Homosexuals: A pastoral approach
Imagine, if you will, being the citizen of a country whose government propagates the view that Catholics are inherently corrupt and their Mass subversive. Imagine this notion being perpetuated in militant terms by members of the civil service and much of the public.
Such a situation is analogous to the experience in the Church of Catholics who are homosexual.
The letter by 23 Chicago diocesan priests, on which we report this week, argues that the Church leadership’s statements on homosexuality, in tone and even in content, serve to alienate homosexual Catholics.
The archbishop of Chicago, Cardinal Francis George, shares that concern when he acknowledges that there is indeed a “pastoral problem”, and that the language employed by the hierarchy “does not help us in welcoming men and women of homosexual orientation.”
Cardinal George validly points out that the Church’s usage of “philosophical and theological language” may be misapplied by secular society, and presumably Catholics who are not versed in these disciplines.
Whatever semantic distinction there may be, however, is obscured when such statements are issued for public consumption without qualification or explanation.
Moreover, many statements issued on behalf of the Church, including Cardinal George’s, tend to misunderstand and even prejudice homosexuality.
The Catechism of the Catholic Church acknowledges that homosexuals “do not choose” their sexual orientation (indeed, who would pick a sexual orientation that is subject to so much malice and alienation?).

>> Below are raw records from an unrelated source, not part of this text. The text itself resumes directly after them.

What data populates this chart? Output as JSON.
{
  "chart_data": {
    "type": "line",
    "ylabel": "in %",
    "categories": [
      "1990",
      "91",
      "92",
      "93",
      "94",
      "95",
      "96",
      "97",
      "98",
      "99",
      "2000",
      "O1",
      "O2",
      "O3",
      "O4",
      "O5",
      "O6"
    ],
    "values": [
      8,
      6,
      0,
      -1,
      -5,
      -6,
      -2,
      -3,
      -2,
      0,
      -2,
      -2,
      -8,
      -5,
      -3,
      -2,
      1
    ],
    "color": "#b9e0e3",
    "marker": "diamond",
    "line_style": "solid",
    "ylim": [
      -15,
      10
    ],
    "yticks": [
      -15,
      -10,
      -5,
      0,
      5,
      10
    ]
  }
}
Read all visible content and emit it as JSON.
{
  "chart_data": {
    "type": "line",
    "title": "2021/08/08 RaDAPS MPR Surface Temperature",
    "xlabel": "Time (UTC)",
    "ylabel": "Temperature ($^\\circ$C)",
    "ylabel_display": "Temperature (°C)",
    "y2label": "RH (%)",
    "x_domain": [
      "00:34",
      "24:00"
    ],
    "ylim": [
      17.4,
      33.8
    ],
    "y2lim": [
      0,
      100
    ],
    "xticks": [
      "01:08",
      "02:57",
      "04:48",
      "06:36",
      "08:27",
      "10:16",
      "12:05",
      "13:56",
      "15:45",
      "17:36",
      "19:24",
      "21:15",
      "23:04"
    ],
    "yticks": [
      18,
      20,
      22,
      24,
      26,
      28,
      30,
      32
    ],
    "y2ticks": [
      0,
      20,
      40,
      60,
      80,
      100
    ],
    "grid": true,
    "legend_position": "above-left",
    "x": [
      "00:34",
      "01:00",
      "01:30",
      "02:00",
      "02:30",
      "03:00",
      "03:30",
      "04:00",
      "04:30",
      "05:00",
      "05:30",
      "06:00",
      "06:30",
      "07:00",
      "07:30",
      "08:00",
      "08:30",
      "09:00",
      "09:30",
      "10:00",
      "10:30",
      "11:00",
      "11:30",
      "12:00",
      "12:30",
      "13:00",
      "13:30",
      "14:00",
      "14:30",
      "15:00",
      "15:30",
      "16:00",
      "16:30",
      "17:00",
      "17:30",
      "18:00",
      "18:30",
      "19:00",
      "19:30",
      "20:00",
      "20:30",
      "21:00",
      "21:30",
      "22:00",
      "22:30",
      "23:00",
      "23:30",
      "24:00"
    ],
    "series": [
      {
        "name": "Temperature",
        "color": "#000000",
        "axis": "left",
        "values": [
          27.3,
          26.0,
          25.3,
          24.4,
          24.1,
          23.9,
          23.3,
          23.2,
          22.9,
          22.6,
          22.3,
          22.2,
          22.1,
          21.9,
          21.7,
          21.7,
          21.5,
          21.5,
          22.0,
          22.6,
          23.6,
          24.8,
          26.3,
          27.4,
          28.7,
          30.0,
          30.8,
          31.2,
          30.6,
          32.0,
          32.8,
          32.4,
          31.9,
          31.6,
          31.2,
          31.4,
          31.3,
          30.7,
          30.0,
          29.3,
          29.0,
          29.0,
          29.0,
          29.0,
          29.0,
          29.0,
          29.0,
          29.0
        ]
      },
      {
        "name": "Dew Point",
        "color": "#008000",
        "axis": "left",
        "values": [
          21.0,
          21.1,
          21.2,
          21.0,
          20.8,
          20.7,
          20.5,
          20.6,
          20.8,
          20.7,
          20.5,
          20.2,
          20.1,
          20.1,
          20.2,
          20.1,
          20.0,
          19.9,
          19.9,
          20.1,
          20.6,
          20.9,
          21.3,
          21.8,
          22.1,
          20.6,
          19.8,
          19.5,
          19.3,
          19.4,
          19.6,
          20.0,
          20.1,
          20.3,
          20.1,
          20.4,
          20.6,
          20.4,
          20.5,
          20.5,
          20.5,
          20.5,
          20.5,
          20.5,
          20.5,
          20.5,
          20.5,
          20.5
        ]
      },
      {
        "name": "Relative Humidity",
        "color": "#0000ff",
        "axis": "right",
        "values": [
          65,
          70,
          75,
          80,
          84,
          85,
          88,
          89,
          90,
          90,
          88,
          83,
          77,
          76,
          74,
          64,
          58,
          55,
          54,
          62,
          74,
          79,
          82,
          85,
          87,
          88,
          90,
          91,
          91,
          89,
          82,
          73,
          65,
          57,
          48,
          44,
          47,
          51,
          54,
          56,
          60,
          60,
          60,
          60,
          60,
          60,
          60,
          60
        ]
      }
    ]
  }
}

The Catechism further teaches that the Church is not opposed to homosexuality, but to the “homosexual act”.
This distinction is not always made clear.
Often, Church documents operate on the negative assumption that homosexuals, by virtue of their orientation, inevitably engage in sexual activities, and therefore require conversion.
Surely homosexuals are as inherently capable of following the Church’s call to chastity as their unmarried heterosexual counterparts.
Unless the Church knows better, it must presume that individual homosexuals in the Church are not engaging in sexual activity, just as a priest must presume that his confirmants are not engaging in pre-marital sex, or married communicants are not engaging in extra-marital affairs.
Indeed, if only the homosexual act is at issue, the Church should as loudly condemn acts akin to “homosexual sex” practised between heterosexuals, including married couples.
If intrinsically and gravely disordered acts are at the root of the Church’s concerns, one could argue, it might take equivalent action against masturbation which the Catechism condemns in terms similar to the homosexual act (para 2352) with the appropriate injunctions directed against any group of people likely to engage in it.
The Catechism (para 2358) says that for most gays and lesbians, their “homosexual condition is a trial.”
It continues: “[Homosexuals] must be accepted with respect, compassion and sensitivity.”
As Cardinal George admits, this has not always been the case. It may be hoped that the letter by the 23 priests from Chicago will alert the hierarchy to conceive a more compassionate response to a grave pastoral problem.